Temperature and Power Efficiency
The Ada Lovelace generation and GeForce RTX 40 Series lineup has incredible power efficiency compared to the previous Ampere generation and AMD's top-of-the-line Radeon RX 7900 GPUs. The result is improved performance and doing more with less. Looking at 1440p performance, which was noticeably faster than the GeForce RTX 3090 across the 15 games tested, the ROG Strix GeForce RTX 4070 Ti used roughly 29% less power than the previous gen flagship.
It also used roughly 11% less power than the previous gen's GeForce RTX 3070 Ti in 1440p gaming while delivering a massive 47.9% increase in overall in-game performance. It's a story that continues when it comes to 4K gaming. If power efficiency is something you'd factor into purchasing a new graphics card - then it's hard to overlook what NVIDIA delivers with the GeForce RTX 40 Series.
Regarding overall cooling, the ROG Strix GeForce RTX 4070 Ti is also impressive. Under full load and with the fans at 32%, GPU temperatures hovered at around 54.3 degrees with a hot spot of only 60.3 degrees. Pretty impressive, and this means the overall noise remains low. Idle power draw remains low, too - as expected for the NVIDIA GeForce RTX 40 Series - with power draw sitting at around 10W when the GPU isn't in use.
ASUS's ROG Strix GeForce RTX 4070 Ti is an impressive graphics card that delivers exceptional performance, remains cool, and even ships with a decent factory overclock. The build quality is excellent, too, with a fully encased style that is sturdy and then some. The catch? It's a high-end GeForce RTX 4070 Ti, with pricing currently sitting a couple of hundred dollars above the MSRP of USD 799.

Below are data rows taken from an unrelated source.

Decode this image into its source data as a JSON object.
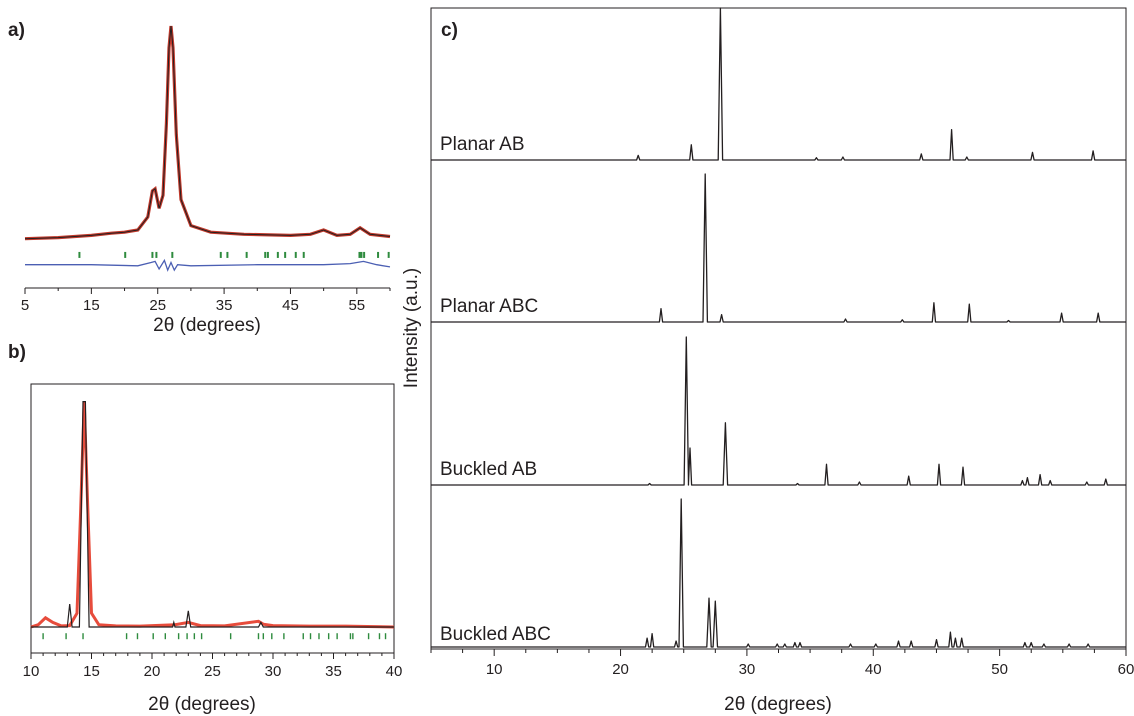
{
  "chart_data": [
    {
      "panel": "a)",
      "type": "line",
      "xlabel": "2θ (degrees)",
      "ylabel": "",
      "xlim": [
        5,
        60
      ],
      "ylim": [
        0,
        1.05
      ],
      "xticks": [
        5,
        15,
        25,
        35,
        45,
        55
      ],
      "xtick_labels": [
        "5",
        "15",
        "25",
        "35",
        "45",
        "55"
      ],
      "frame": "bottom-axis-only",
      "series": [
        {
          "role": "observed",
          "color": "#c0392b",
          "x": [
            5,
            10,
            15,
            18,
            20,
            22,
            23.5,
            24.2,
            24.6,
            25.2,
            25.8,
            26.3,
            26.7,
            27.0,
            27.3,
            27.8,
            28.5,
            30,
            33,
            38,
            45,
            48,
            50,
            52,
            54,
            55.5,
            57,
            60
          ],
          "y": [
            0.02,
            0.025,
            0.035,
            0.045,
            0.05,
            0.06,
            0.12,
            0.24,
            0.25,
            0.16,
            0.22,
            0.55,
            0.9,
            1.0,
            0.9,
            0.5,
            0.2,
            0.08,
            0.05,
            0.04,
            0.035,
            0.04,
            0.06,
            0.035,
            0.04,
            0.07,
            0.04,
            0.03
          ]
        },
        {
          "role": "calculated",
          "color": "#231f20",
          "x": [
            5,
            10,
            15,
            18,
            20,
            22,
            23.5,
            24.2,
            24.6,
            25.2,
            25.8,
            26.3,
            26.7,
            27.0,
            27.3,
            27.8,
            28.5,
            30,
            33,
            38,
            45,
            48,
            50,
            52,
            54,
            55.5,
            57,
            60
          ],
          "y": [
            0.02,
            0.025,
            0.035,
            0.045,
            0.05,
            0.06,
            0.12,
            0.24,
            0.25,
            0.16,
            0.22,
            0.55,
            0.9,
            1.0,
            0.9,
            0.5,
            0.2,
            0.08,
            0.05,
            0.04,
            0.035,
            0.04,
            0.06,
            0.035,
            0.04,
            0.07,
            0.04,
            0.03
          ]
        },
        {
          "role": "difference",
          "color": "#4b5fb3",
          "x": [
            5,
            15,
            22,
            24,
            24.6,
            25.2,
            26,
            26.5,
            27,
            27.5,
            28,
            30,
            40,
            50,
            54,
            56,
            58,
            60
          ],
          "y": [
            -0.1,
            -0.1,
            -0.105,
            -0.09,
            -0.085,
            -0.12,
            -0.08,
            -0.125,
            -0.09,
            -0.125,
            -0.1,
            -0.105,
            -0.1,
            -0.1,
            -0.095,
            -0.085,
            -0.1,
            -0.11
          ]
        }
      ],
      "reflection_ticks": {
        "color": "#2e8b3e",
        "level": -0.055,
        "x": [
          13.2,
          20.1,
          24.2,
          24.8,
          27.2,
          34.5,
          35.5,
          38.4,
          41.2,
          41.6,
          43.1,
          44.2,
          45.8,
          47,
          55.4,
          55.7,
          56.1,
          58.2,
          59.8
        ]
      }
    },
    {
      "panel": "b)",
      "type": "line",
      "xlabel": "2θ (degrees)",
      "ylabel": "",
      "xlim": [
        10,
        40
      ],
      "ylim": [
        0,
        1.05
      ],
      "xticks": [
        10,
        15,
        20,
        25,
        30,
        35,
        40
      ],
      "xtick_labels": [
        "10",
        "15",
        "20",
        "25",
        "30",
        "35",
        "40"
      ],
      "frame": "box",
      "series": [
        {
          "role": "observed",
          "color": "#e74c3c",
          "x": [
            10,
            10.6,
            11.2,
            11.8,
            12.5,
            13.2,
            13.8,
            14.1,
            14.4,
            14.7,
            15.0,
            15.6,
            17,
            19,
            21.9,
            23,
            24,
            26,
            28.8,
            29.2,
            30,
            33,
            36,
            40
          ],
          "y": [
            0.0,
            0.01,
            0.04,
            0.02,
            0.005,
            0.006,
            0.06,
            0.5,
            0.98,
            0.5,
            0.06,
            0.01,
            0.005,
            0.004,
            0.01,
            0.02,
            0.006,
            0.005,
            0.025,
            0.012,
            0.006,
            0.004,
            0.004,
            0.0
          ]
        },
        {
          "role": "calculated",
          "color": "#231f20",
          "x": [
            10,
            13.0,
            13.2,
            13.4,
            14.0,
            14.3,
            14.5,
            14.8,
            16,
            21.7,
            21.8,
            21.9,
            22.8,
            23.0,
            23.2,
            28.8,
            29.0,
            29.2,
            40
          ],
          "y": [
            0.0,
            0.0,
            0.1,
            0.0,
            0.0,
            0.98,
            0.98,
            0.0,
            0.0,
            0.0,
            0.02,
            0.0,
            0.0,
            0.07,
            0.0,
            0.0,
            0.02,
            0.0,
            0.0
          ]
        }
      ],
      "reflection_ticks": {
        "color": "#2e8b3e",
        "level": -0.04,
        "x": [
          11,
          12.9,
          14.3,
          17.9,
          18.8,
          20.1,
          21.1,
          22.2,
          22.9,
          23.5,
          24.1,
          26.5,
          28.8,
          29.2,
          29.9,
          30.9,
          32.5,
          33.1,
          33.8,
          34.6,
          35.3,
          36.4,
          36.6,
          37.9,
          38.8,
          39.3
        ]
      }
    },
    {
      "panel": "c)",
      "type": "line",
      "xlabel": "2θ (degrees)",
      "ylabel": "Intensity (a.u.)",
      "xlim": [
        5,
        60
      ],
      "ylim": [
        0,
        1
      ],
      "xticks": [
        10,
        20,
        30,
        40,
        50,
        60
      ],
      "xtick_labels": [
        "10",
        "20",
        "30",
        "40",
        "50",
        "60"
      ],
      "frame": "box",
      "stacked": true,
      "series": [
        {
          "name": "Planar AB",
          "color": "#231f20",
          "peaks": [
            [
              21.4,
              0.03
            ],
            [
              25.6,
              0.1
            ],
            [
              27.9,
              1.05
            ],
            [
              35.5,
              0.015
            ],
            [
              37.6,
              0.02
            ],
            [
              43.8,
              0.04
            ],
            [
              46.2,
              0.2
            ],
            [
              47.4,
              0.02
            ],
            [
              52.6,
              0.05
            ],
            [
              57.4,
              0.06
            ]
          ]
        },
        {
          "name": "Planar ABC",
          "color": "#231f20",
          "peaks": [
            [
              23.2,
              0.09
            ],
            [
              26.7,
              1.0
            ],
            [
              28.0,
              0.05
            ],
            [
              37.8,
              0.02
            ],
            [
              42.3,
              0.015
            ],
            [
              44.8,
              0.13
            ],
            [
              47.6,
              0.12
            ],
            [
              50.7,
              0.01
            ],
            [
              54.9,
              0.06
            ],
            [
              57.8,
              0.06
            ]
          ]
        },
        {
          "name": "Buckled AB",
          "color": "#231f20",
          "peaks": [
            [
              22.3,
              0.01
            ],
            [
              25.2,
              1.0
            ],
            [
              25.5,
              0.25
            ],
            [
              28.3,
              0.42
            ],
            [
              34,
              0.01
            ],
            [
              36.3,
              0.14
            ],
            [
              38.9,
              0.02
            ],
            [
              42.8,
              0.06
            ],
            [
              45.2,
              0.14
            ],
            [
              47.1,
              0.12
            ],
            [
              51.8,
              0.03
            ],
            [
              52.2,
              0.05
            ],
            [
              53.2,
              0.07
            ],
            [
              54,
              0.03
            ],
            [
              56.9,
              0.02
            ],
            [
              58.4,
              0.04
            ]
          ]
        },
        {
          "name": "Buckled ABC",
          "color": "#231f20",
          "peaks": [
            [
              22.1,
              0.06
            ],
            [
              22.5,
              0.09
            ],
            [
              24.4,
              0.04
            ],
            [
              24.8,
              1.0
            ],
            [
              27.0,
              0.33
            ],
            [
              27.5,
              0.31
            ],
            [
              30.1,
              0.02
            ],
            [
              32.4,
              0.02
            ],
            [
              33.0,
              0.02
            ],
            [
              33.8,
              0.03
            ],
            [
              34.2,
              0.03
            ],
            [
              38.2,
              0.02
            ],
            [
              40.2,
              0.02
            ],
            [
              42,
              0.04
            ],
            [
              43,
              0.04
            ],
            [
              45,
              0.05
            ],
            [
              46.1,
              0.1
            ],
            [
              46.5,
              0.06
            ],
            [
              47,
              0.06
            ],
            [
              52,
              0.03
            ],
            [
              52.5,
              0.03
            ],
            [
              53.5,
              0.02
            ],
            [
              55.5,
              0.02
            ],
            [
              57,
              0.02
            ]
          ]
        }
      ]
    }
  ]
}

The ROG Strix name is premium for a reason, and the ROG Strix GeForce RTX 4070 Ti lives up to that reputation. Granted, it is quite a large graphics card, which is becoming the norm on the high-end. But you also got several small but welcome visual flourishes, like the RGB light strip and colored accents and ROG logos and text.
Above, it reinforced the GeForce RTX 4070 Ti as a 1440p powerhouse with no issue delivering performance, even if you enable high-impact features like ray-tracing. RTX technologies like DLSS, Reflex, and the new Frame Generation are hard to discount, especially as more titles add support for these bits of rendering tech. Hardware-based AV1 encoding with the increased 12GB of VRAM makes it a worthy upgrade from even the Ampere-based GeForce RTX 30 Series generation, especially if you're into video capture or streaming.
In the end, even though the ROG Strix GeForce RTX 4070 Ti might be one of the priciest GeForce RTX 4070 Ti models available now - it's also one of the most powerful and well-built.